Porque la vida es el momento.
Porque no existe la trascendencia.
Porque la estancia es tangencial.
Porque la esencia es efímera.
Porque la realidad es movimiento.
Porque el pensamiento discurre en pasado.
Y porque quieren, saben y pueden.

04 febrero 2008

Lo desconocido

La princesa está triste... ¿qué tendrá la princesa?
Los suspiros se escapan de su boca de fresa,
que ha perdido la risa, que ha perdido el color.
La princesa está pálida en su silla de oro,
está mudo el teclado de su clave sonoro
y en un vaso, olvidada, se desmaya una flor.


Hace unos días recordé la primera estrofa de la Sonatina sin proponérmelo. Es posible que hayan pasado más de quince años desde la última vez que la leí. ¿Qué otras secuencias indelebles aguardarán ocultas entre los pliegues de mi cerebro? ¿En qué momento decidirán volver a visitar mi conciencia?

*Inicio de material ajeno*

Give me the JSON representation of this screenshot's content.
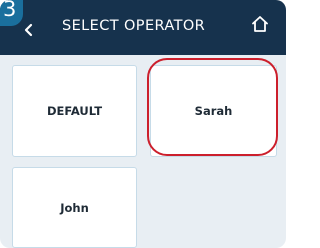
{
  "step_number": "3",
  "header": {
    "title": "SELECT OPERATOR",
    "back_icon": "back-arrow-icon",
    "home_icon": "home-icon"
  },
  "operators": [
    {
      "label": "DEFAULT",
      "selected": false
    },
    {
      "label": "Sarah",
      "selected": true
    },
    {
      "label": "John",
      "selected": false
    }
  ],
  "colors": {
    "header_bg": "#16324d",
    "step_tab": "#1a6f9d",
    "background": "#e8eef3",
    "tile_border": "#c6dbe8",
    "highlight": "#cc1f2c"
  }
}
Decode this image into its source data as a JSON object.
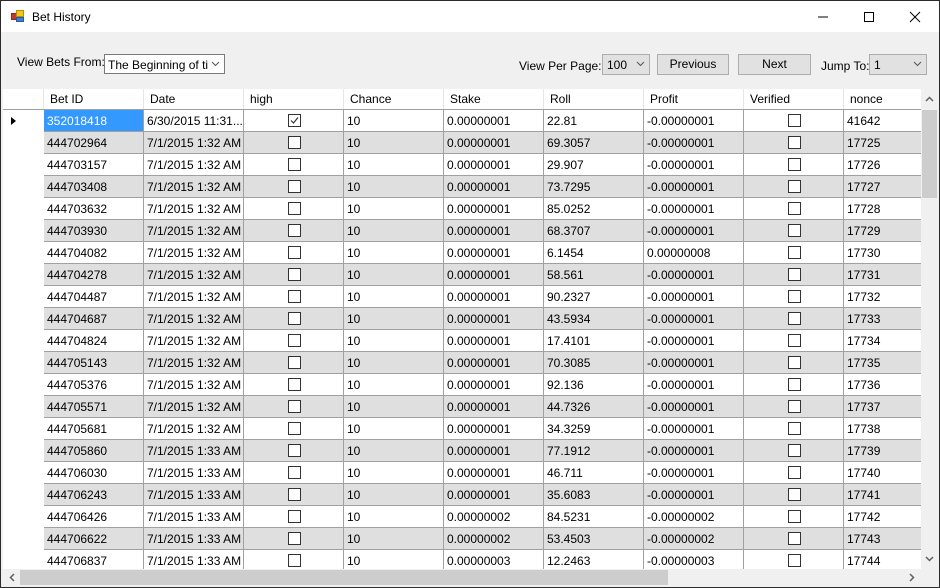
{
  "window": {
    "title": "Bet History",
    "icon": "app-icon",
    "controls": [
      "minimize-icon",
      "maximize-icon",
      "close-icon"
    ]
  },
  "toolbar": {
    "view_bets_from_label": "View Bets From:",
    "view_bets_from_value": "The Beginning of time",
    "view_bets_from_display": "The Beginning of tim",
    "view_per_page_label": "View Per Page:",
    "view_per_page_value": "100",
    "previous_label": "Previous",
    "next_label": "Next",
    "jump_to_label": "Jump To:",
    "jump_to_value": "1"
  },
  "grid": {
    "columns": [
      "Bet ID",
      "Date",
      "high",
      "Chance",
      "Stake",
      "Roll",
      "Profit",
      "Verified",
      "nonce"
    ],
    "selected_row": 0,
    "rows": [
      {
        "bet_id": "352018418",
        "date": "6/30/2015 11:31...",
        "high": true,
        "chance": "10",
        "stake": "0.00000001",
        "roll": "22.81",
        "profit": "-0.00000001",
        "verified": false,
        "nonce": "41642"
      },
      {
        "bet_id": "444702964",
        "date": "7/1/2015 1:32 AM",
        "high": false,
        "chance": "10",
        "stake": "0.00000001",
        "roll": "69.3057",
        "profit": "-0.00000001",
        "verified": false,
        "nonce": "17725"
      },
      {
        "bet_id": "444703157",
        "date": "7/1/2015 1:32 AM",
        "high": false,
        "chance": "10",
        "stake": "0.00000001",
        "roll": "29.907",
        "profit": "-0.00000001",
        "verified": false,
        "nonce": "17726"
      },
      {
        "bet_id": "444703408",
        "date": "7/1/2015 1:32 AM",
        "high": false,
        "chance": "10",
        "stake": "0.00000001",
        "roll": "73.7295",
        "profit": "-0.00000001",
        "verified": false,
        "nonce": "17727"
      },
      {
        "bet_id": "444703632",
        "date": "7/1/2015 1:32 AM",
        "high": false,
        "chance": "10",
        "stake": "0.00000001",
        "roll": "85.0252",
        "profit": "-0.00000001",
        "verified": false,
        "nonce": "17728"
      },
      {
        "bet_id": "444703930",
        "date": "7/1/2015 1:32 AM",
        "high": false,
        "chance": "10",
        "stake": "0.00000001",
        "roll": "68.3707",
        "profit": "-0.00000001",
        "verified": false,
        "nonce": "17729"
      },
      {
        "bet_id": "444704082",
        "date": "7/1/2015 1:32 AM",
        "high": false,
        "chance": "10",
        "stake": "0.00000001",
        "roll": "6.1454",
        "profit": "0.00000008",
        "verified": false,
        "nonce": "17730"
      },
      {
        "bet_id": "444704278",
        "date": "7/1/2015 1:32 AM",
        "high": false,
        "chance": "10",
        "stake": "0.00000001",
        "roll": "58.561",
        "profit": "-0.00000001",
        "verified": false,
        "nonce": "17731"
      },
      {
        "bet_id": "444704487",
        "date": "7/1/2015 1:32 AM",
        "high": false,
        "chance": "10",
        "stake": "0.00000001",
        "roll": "90.2327",
        "profit": "-0.00000001",
        "verified": false,
        "nonce": "17732"
      },
      {
        "bet_id": "444704687",
        "date": "7/1/2015 1:32 AM",
        "high": false,
        "chance": "10",
        "stake": "0.00000001",
        "roll": "43.5934",
        "profit": "-0.00000001",
        "verified": false,
        "nonce": "17733"
      },
      {
        "bet_id": "444704824",
        "date": "7/1/2015 1:32 AM",
        "high": false,
        "chance": "10",
        "stake": "0.00000001",
        "roll": "17.4101",
        "profit": "-0.00000001",
        "verified": false,
        "nonce": "17734"
      },
      {
        "bet_id": "444705143",
        "date": "7/1/2015 1:32 AM",
        "high": false,
        "chance": "10",
        "stake": "0.00000001",
        "roll": "70.3085",
        "profit": "-0.00000001",
        "verified": false,
        "nonce": "17735"
      },
      {
        "bet_id": "444705376",
        "date": "7/1/2015 1:32 AM",
        "high": false,
        "chance": "10",
        "stake": "0.00000001",
        "roll": "92.136",
        "profit": "-0.00000001",
        "verified": false,
        "nonce": "17736"
      },
      {
        "bet_id": "444705571",
        "date": "7/1/2015 1:32 AM",
        "high": false,
        "chance": "10",
        "stake": "0.00000001",
        "roll": "44.7326",
        "profit": "-0.00000001",
        "verified": false,
        "nonce": "17737"
      },
      {
        "bet_id": "444705681",
        "date": "7/1/2015 1:32 AM",
        "high": false,
        "chance": "10",
        "stake": "0.00000001",
        "roll": "34.3259",
        "profit": "-0.00000001",
        "verified": false,
        "nonce": "17738"
      },
      {
        "bet_id": "444705860",
        "date": "7/1/2015 1:33 AM",
        "high": false,
        "chance": "10",
        "stake": "0.00000001",
        "roll": "77.1912",
        "profit": "-0.00000001",
        "verified": false,
        "nonce": "17739"
      },
      {
        "bet_id": "444706030",
        "date": "7/1/2015 1:33 AM",
        "high": false,
        "chance": "10",
        "stake": "0.00000001",
        "roll": "46.711",
        "profit": "-0.00000001",
        "verified": false,
        "nonce": "17740"
      },
      {
        "bet_id": "444706243",
        "date": "7/1/2015 1:33 AM",
        "high": false,
        "chance": "10",
        "stake": "0.00000001",
        "roll": "35.6083",
        "profit": "-0.00000001",
        "verified": false,
        "nonce": "17741"
      },
      {
        "bet_id": "444706426",
        "date": "7/1/2015 1:33 AM",
        "high": false,
        "chance": "10",
        "stake": "0.00000002",
        "roll": "84.5231",
        "profit": "-0.00000002",
        "verified": false,
        "nonce": "17742"
      },
      {
        "bet_id": "444706622",
        "date": "7/1/2015 1:33 AM",
        "high": false,
        "chance": "10",
        "stake": "0.00000002",
        "roll": "53.4503",
        "profit": "-0.00000002",
        "verified": false,
        "nonce": "17743"
      },
      {
        "bet_id": "444706837",
        "date": "7/1/2015 1:33 AM",
        "high": false,
        "chance": "10",
        "stake": "0.00000003",
        "roll": "12.2463",
        "profit": "-0.00000003",
        "verified": false,
        "nonce": "17744"
      }
    ]
  },
  "colors": {
    "selection": "#3399ff",
    "alt_row": "#dfdfdf",
    "window_bg": "#f0f0f0"
  }
}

Somos inexplicables, aunque nos cueste creerlo. Nuestro propio intelecto es incapaz de entenderse a sí mismo. Tal vez, al tratarse de un ejercicio reflexivo, esta imposibilidad nunca llegue a ser superada por falta de una mirada objetiva que sepa desentrañarla. En cualquier caso, la conciencia que cada persona posee de sí resulta un entramado de posibilidades tan vasto que parece inabarcable.

Poco sabemos de lo que somos y en el futuro dudo que podamos llegar a sabernos a ciegas. Porque en el momento en que sepamos explicarnos por completo, seremos incapaces de explicar el proceso que nos ha permitido alcanzar ese grado de entendimiento.

02 febrero 2008

El manantial de Raudamana

Hace cuatro meses presenté un relato a un concurso. Ayer el jurado olvidó incluir mi nombre en la lista de premiados. Debería haber asumido la vulgaridad de este cuento cuando mi hermana me dijo que solo había terminado de leerlo porque sabía que era mío.



El manantial de Raudamana

I



El sonido del hielo al quebrarse emite tonos metálicos.

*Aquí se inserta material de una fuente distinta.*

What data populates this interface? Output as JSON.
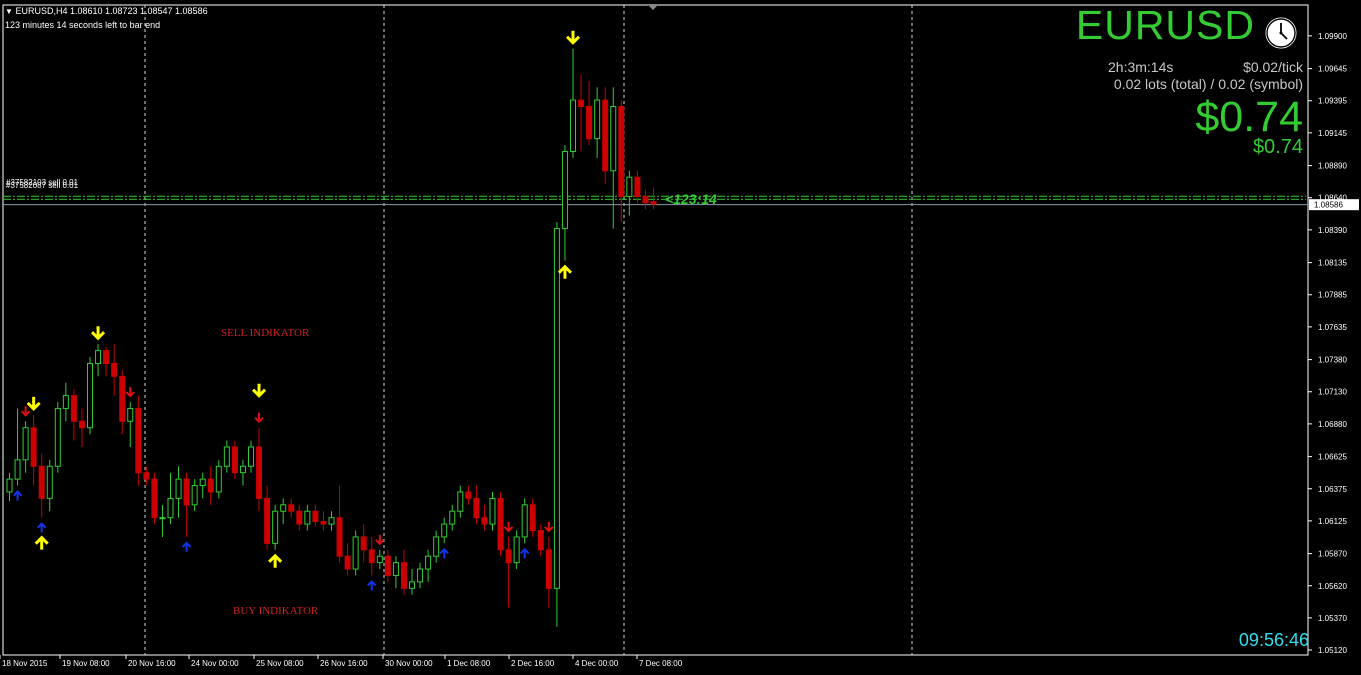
{
  "header": {
    "line1": "EURUSD,H4  1.08610 1.08723 1.08547 1.08586",
    "line2": "123 minutes 14 seconds left to bar end"
  },
  "panel": {
    "symbol": "EURUSD",
    "countdown": "2h:3m:14s",
    "tick_value": "$0.02/tick",
    "lots": "0.02 lots (total) / 0.02 (symbol)",
    "profit_big": "$0.74",
    "profit_small": "$0.74",
    "clock_icon": "clock-icon",
    "color": "#33cc33"
  },
  "bar_timer": "<123:14",
  "time_display": "09:56:46",
  "orders": [
    {
      "label": "#37582103 sell 0.01"
    },
    {
      "label": "#37582087 sell 0.01"
    }
  ],
  "annotations": {
    "sell": "SELL INDIKATOR",
    "buy": "BUY INDIKATOR"
  },
  "chart_data": {
    "type": "candlestick",
    "symbol": "EURUSD",
    "timeframe": "H4",
    "ylim": [
      1.0512,
      1.1
    ],
    "current_price": "1.08586",
    "price_ticks": [
      "1.09900",
      "1.09645",
      "1.09395",
      "1.09145",
      "1.08890",
      "1.08640",
      "1.08390",
      "1.08135",
      "1.07885",
      "1.07635",
      "1.07380",
      "1.07130",
      "1.06880",
      "1.06625",
      "1.06375",
      "1.06125",
      "1.05870",
      "1.05620",
      "1.05370",
      "1.05120"
    ],
    "time_ticks": [
      "18 Nov 2015",
      "19 Nov 08:00",
      "20 Nov 16:00",
      "24 Nov 00:00",
      "25 Nov 08:00",
      "26 Nov 16:00",
      "30 Nov 00:00",
      "1 Dec 08:00",
      "2 Dec 16:00",
      "4 Dec 00:00",
      "7 Dec 08:00"
    ],
    "order_level": 1.0864,
    "colors": {
      "bull": "#33cc33",
      "bear": "#cc0000",
      "grid": "#d8d8d8",
      "axis": "#ffffff",
      "bid": "#8a9ba8"
    },
    "candles": [
      {
        "o": 1.0635,
        "h": 1.065,
        "l": 1.0628,
        "c": 1.0645
      },
      {
        "o": 1.0645,
        "h": 1.07,
        "l": 1.064,
        "c": 1.066
      },
      {
        "o": 1.066,
        "h": 1.069,
        "l": 1.065,
        "c": 1.0685
      },
      {
        "o": 1.0685,
        "h": 1.0695,
        "l": 1.064,
        "c": 1.0655
      },
      {
        "o": 1.0655,
        "h": 1.0665,
        "l": 1.0615,
        "c": 1.063
      },
      {
        "o": 1.063,
        "h": 1.066,
        "l": 1.062,
        "c": 1.0655
      },
      {
        "o": 1.0655,
        "h": 1.0705,
        "l": 1.065,
        "c": 1.07
      },
      {
        "o": 1.07,
        "h": 1.072,
        "l": 1.069,
        "c": 1.071
      },
      {
        "o": 1.071,
        "h": 1.0715,
        "l": 1.0675,
        "c": 1.069
      },
      {
        "o": 1.069,
        "h": 1.07,
        "l": 1.067,
        "c": 1.0685
      },
      {
        "o": 1.0685,
        "h": 1.074,
        "l": 1.068,
        "c": 1.0735
      },
      {
        "o": 1.0735,
        "h": 1.075,
        "l": 1.0725,
        "c": 1.0745
      },
      {
        "o": 1.0745,
        "h": 1.0748,
        "l": 1.0725,
        "c": 1.0735
      },
      {
        "o": 1.0735,
        "h": 1.075,
        "l": 1.071,
        "c": 1.0725
      },
      {
        "o": 1.0725,
        "h": 1.073,
        "l": 1.068,
        "c": 1.069
      },
      {
        "o": 1.069,
        "h": 1.0705,
        "l": 1.067,
        "c": 1.07
      },
      {
        "o": 1.07,
        "h": 1.071,
        "l": 1.064,
        "c": 1.065
      },
      {
        "o": 1.065,
        "h": 1.0655,
        "l": 1.064,
        "c": 1.0645
      },
      {
        "o": 1.0645,
        "h": 1.065,
        "l": 1.061,
        "c": 1.0615
      },
      {
        "o": 1.0615,
        "h": 1.0625,
        "l": 1.06,
        "c": 1.0615
      },
      {
        "o": 1.0615,
        "h": 1.065,
        "l": 1.061,
        "c": 1.063
      },
      {
        "o": 1.063,
        "h": 1.0655,
        "l": 1.0615,
        "c": 1.0645
      },
      {
        "o": 1.0645,
        "h": 1.065,
        "l": 1.06,
        "c": 1.0625
      },
      {
        "o": 1.0625,
        "h": 1.0645,
        "l": 1.062,
        "c": 1.064
      },
      {
        "o": 1.064,
        "h": 1.065,
        "l": 1.063,
        "c": 1.0645
      },
      {
        "o": 1.0645,
        "h": 1.0655,
        "l": 1.0625,
        "c": 1.0635
      },
      {
        "o": 1.0635,
        "h": 1.066,
        "l": 1.063,
        "c": 1.0655
      },
      {
        "o": 1.0655,
        "h": 1.0675,
        "l": 1.065,
        "c": 1.067
      },
      {
        "o": 1.067,
        "h": 1.0675,
        "l": 1.0645,
        "c": 1.065
      },
      {
        "o": 1.065,
        "h": 1.066,
        "l": 1.064,
        "c": 1.0655
      },
      {
        "o": 1.0655,
        "h": 1.0675,
        "l": 1.065,
        "c": 1.067
      },
      {
        "o": 1.067,
        "h": 1.0685,
        "l": 1.062,
        "c": 1.063
      },
      {
        "o": 1.063,
        "h": 1.064,
        "l": 1.059,
        "c": 1.0595
      },
      {
        "o": 1.0595,
        "h": 1.0625,
        "l": 1.059,
        "c": 1.062
      },
      {
        "o": 1.062,
        "h": 1.063,
        "l": 1.061,
        "c": 1.0625
      },
      {
        "o": 1.0625,
        "h": 1.063,
        "l": 1.0615,
        "c": 1.062
      },
      {
        "o": 1.062,
        "h": 1.0625,
        "l": 1.0605,
        "c": 1.061
      },
      {
        "o": 1.061,
        "h": 1.0625,
        "l": 1.0605,
        "c": 1.062
      },
      {
        "o": 1.062,
        "h": 1.0625,
        "l": 1.0608,
        "c": 1.0612
      },
      {
        "o": 1.0612,
        "h": 1.062,
        "l": 1.0605,
        "c": 1.061
      },
      {
        "o": 1.061,
        "h": 1.062,
        "l": 1.0605,
        "c": 1.0615
      },
      {
        "o": 1.0615,
        "h": 1.064,
        "l": 1.058,
        "c": 1.0585
      },
      {
        "o": 1.0585,
        "h": 1.0595,
        "l": 1.057,
        "c": 1.0575
      },
      {
        "o": 1.0575,
        "h": 1.0605,
        "l": 1.057,
        "c": 1.06
      },
      {
        "o": 1.06,
        "h": 1.061,
        "l": 1.058,
        "c": 1.059
      },
      {
        "o": 1.059,
        "h": 1.06,
        "l": 1.057,
        "c": 1.058
      },
      {
        "o": 1.058,
        "h": 1.059,
        "l": 1.0575,
        "c": 1.0585
      },
      {
        "o": 1.0585,
        "h": 1.059,
        "l": 1.0565,
        "c": 1.057
      },
      {
        "o": 1.057,
        "h": 1.0585,
        "l": 1.056,
        "c": 1.058
      },
      {
        "o": 1.058,
        "h": 1.059,
        "l": 1.0555,
        "c": 1.056
      },
      {
        "o": 1.056,
        "h": 1.0575,
        "l": 1.0555,
        "c": 1.0565
      },
      {
        "o": 1.0565,
        "h": 1.058,
        "l": 1.056,
        "c": 1.0575
      },
      {
        "o": 1.0575,
        "h": 1.059,
        "l": 1.0565,
        "c": 1.0585
      },
      {
        "o": 1.0585,
        "h": 1.0605,
        "l": 1.058,
        "c": 1.06
      },
      {
        "o": 1.06,
        "h": 1.0615,
        "l": 1.0595,
        "c": 1.061
      },
      {
        "o": 1.061,
        "h": 1.0625,
        "l": 1.0605,
        "c": 1.062
      },
      {
        "o": 1.062,
        "h": 1.064,
        "l": 1.0615,
        "c": 1.0635
      },
      {
        "o": 1.0635,
        "h": 1.064,
        "l": 1.0625,
        "c": 1.063
      },
      {
        "o": 1.063,
        "h": 1.064,
        "l": 1.061,
        "c": 1.0615
      },
      {
        "o": 1.0615,
        "h": 1.0625,
        "l": 1.0605,
        "c": 1.061
      },
      {
        "o": 1.061,
        "h": 1.0635,
        "l": 1.0605,
        "c": 1.063
      },
      {
        "o": 1.063,
        "h": 1.0635,
        "l": 1.0585,
        "c": 1.059
      },
      {
        "o": 1.059,
        "h": 1.06,
        "l": 1.0545,
        "c": 1.058
      },
      {
        "o": 1.058,
        "h": 1.0605,
        "l": 1.0575,
        "c": 1.06
      },
      {
        "o": 1.06,
        "h": 1.063,
        "l": 1.0595,
        "c": 1.0625
      },
      {
        "o": 1.0625,
        "h": 1.063,
        "l": 1.06,
        "c": 1.0605
      },
      {
        "o": 1.0605,
        "h": 1.061,
        "l": 1.0585,
        "c": 1.059
      },
      {
        "o": 1.059,
        "h": 1.06,
        "l": 1.0545,
        "c": 1.056
      },
      {
        "o": 1.056,
        "h": 1.0845,
        "l": 1.053,
        "c": 1.084
      },
      {
        "o": 1.084,
        "h": 1.0905,
        "l": 1.0815,
        "c": 1.09
      },
      {
        "o": 1.09,
        "h": 1.098,
        "l": 1.0895,
        "c": 1.094
      },
      {
        "o": 1.094,
        "h": 1.096,
        "l": 1.09,
        "c": 1.0935
      },
      {
        "o": 1.0935,
        "h": 1.0955,
        "l": 1.0905,
        "c": 1.091
      },
      {
        "o": 1.091,
        "h": 1.095,
        "l": 1.0895,
        "c": 1.094
      },
      {
        "o": 1.094,
        "h": 1.095,
        "l": 1.0875,
        "c": 1.0885
      },
      {
        "o": 1.0885,
        "h": 1.095,
        "l": 1.084,
        "c": 1.0935
      },
      {
        "o": 1.0935,
        "h": 1.094,
        "l": 1.0845,
        "c": 1.0865
      },
      {
        "o": 1.0865,
        "h": 1.0885,
        "l": 1.085,
        "c": 1.088
      },
      {
        "o": 1.088,
        "h": 1.0885,
        "l": 1.086,
        "c": 1.0865
      },
      {
        "o": 1.0865,
        "h": 1.087,
        "l": 1.0855,
        "c": 1.086
      },
      {
        "o": 1.0861,
        "h": 1.0872,
        "l": 1.0855,
        "c": 1.0859
      }
    ],
    "signals": [
      {
        "i": 1,
        "type": "buy",
        "color": "blue"
      },
      {
        "i": 2,
        "type": "sell",
        "color": "red"
      },
      {
        "i": 3,
        "type": "sell",
        "color": "yellow"
      },
      {
        "i": 4,
        "type": "buy",
        "color": "blue"
      },
      {
        "i": 4,
        "type": "buy",
        "color": "yellow"
      },
      {
        "i": 11,
        "type": "sell",
        "color": "yellow"
      },
      {
        "i": 15,
        "type": "sell",
        "color": "red"
      },
      {
        "i": 22,
        "type": "buy",
        "color": "blue"
      },
      {
        "i": 31,
        "type": "sell",
        "color": "red"
      },
      {
        "i": 31,
        "type": "sell",
        "color": "yellow"
      },
      {
        "i": 33,
        "type": "buy",
        "color": "yellow"
      },
      {
        "i": 45,
        "type": "buy",
        "color": "blue"
      },
      {
        "i": 46,
        "type": "sell",
        "color": "red"
      },
      {
        "i": 54,
        "type": "buy",
        "color": "blue"
      },
      {
        "i": 62,
        "type": "sell",
        "color": "red"
      },
      {
        "i": 64,
        "type": "buy",
        "color": "blue"
      },
      {
        "i": 67,
        "type": "sell",
        "color": "red"
      },
      {
        "i": 69,
        "type": "buy",
        "color": "yellow"
      },
      {
        "i": 70,
        "type": "sell",
        "color": "yellow"
      }
    ]
  }
}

Caminaba absorto por la vereda que ascendía en zigzag hacia el collado. El piolet, tan enjuto y astillado como él, ayudaba a disimular una cojera producida por años de caminatas mal dosificadas. La leve brisa que soplaba a través de la mañana invernal no traspasaba sus llamativas prendas de abrigo. Las gafas, tan en desuso en aquellos días, reflejaban medio empañadas los exiguos rayos de sol que asomaban aún tímidos.

Se negaba a emplear el motorizado equipo de desplazamiento que la compañía ponía su disposición. La montaña era para recorrerla despacio, llenándose con las irrepetibles sensaciones que proporcionaba un pausado paseo a pie. Esta clase de convicciones le proporcionaban cierta fama de anacoreta anacrónico entre sus compañeros, aunque su supervisor hacía la vista gorda en deferencia al impecable desempeño de sus funciones. No existía otro técnico capaz de detectar las imperfecciones del sistema con tanta precisión y diligencia.

Aún le quedaban dos horas para llegar a su destino.

El amor, si es que no es un concepto tan intangible como el de Dios, existe tan solo en la miseria.

La recordaba con tal nitidez que era capaz de reconstruir su presencia en la oscuridad de los inquietos duermevelas de la madrugada. A pesar de que hacía más de treinta años que la había perdido. Se afanaba en atesorar aquella nostalgia de unos años que transcurrieron sin obstáculos para reconfortar su agitada conciencia. En ocasiones le costaba aferrarse a una realidad que, de tan cambiante, parecía ignorarle sin remisión.

Tras su repentina desaparición había tratado de recordar cientos de veces cuales habían sido las últimas palabras que se habían dicho. Quizá aquella irrenunciable necesidad era tan solo una cándida reminiscencia literaria, pero su memoria parecía decidida a robarle esa última instantánea.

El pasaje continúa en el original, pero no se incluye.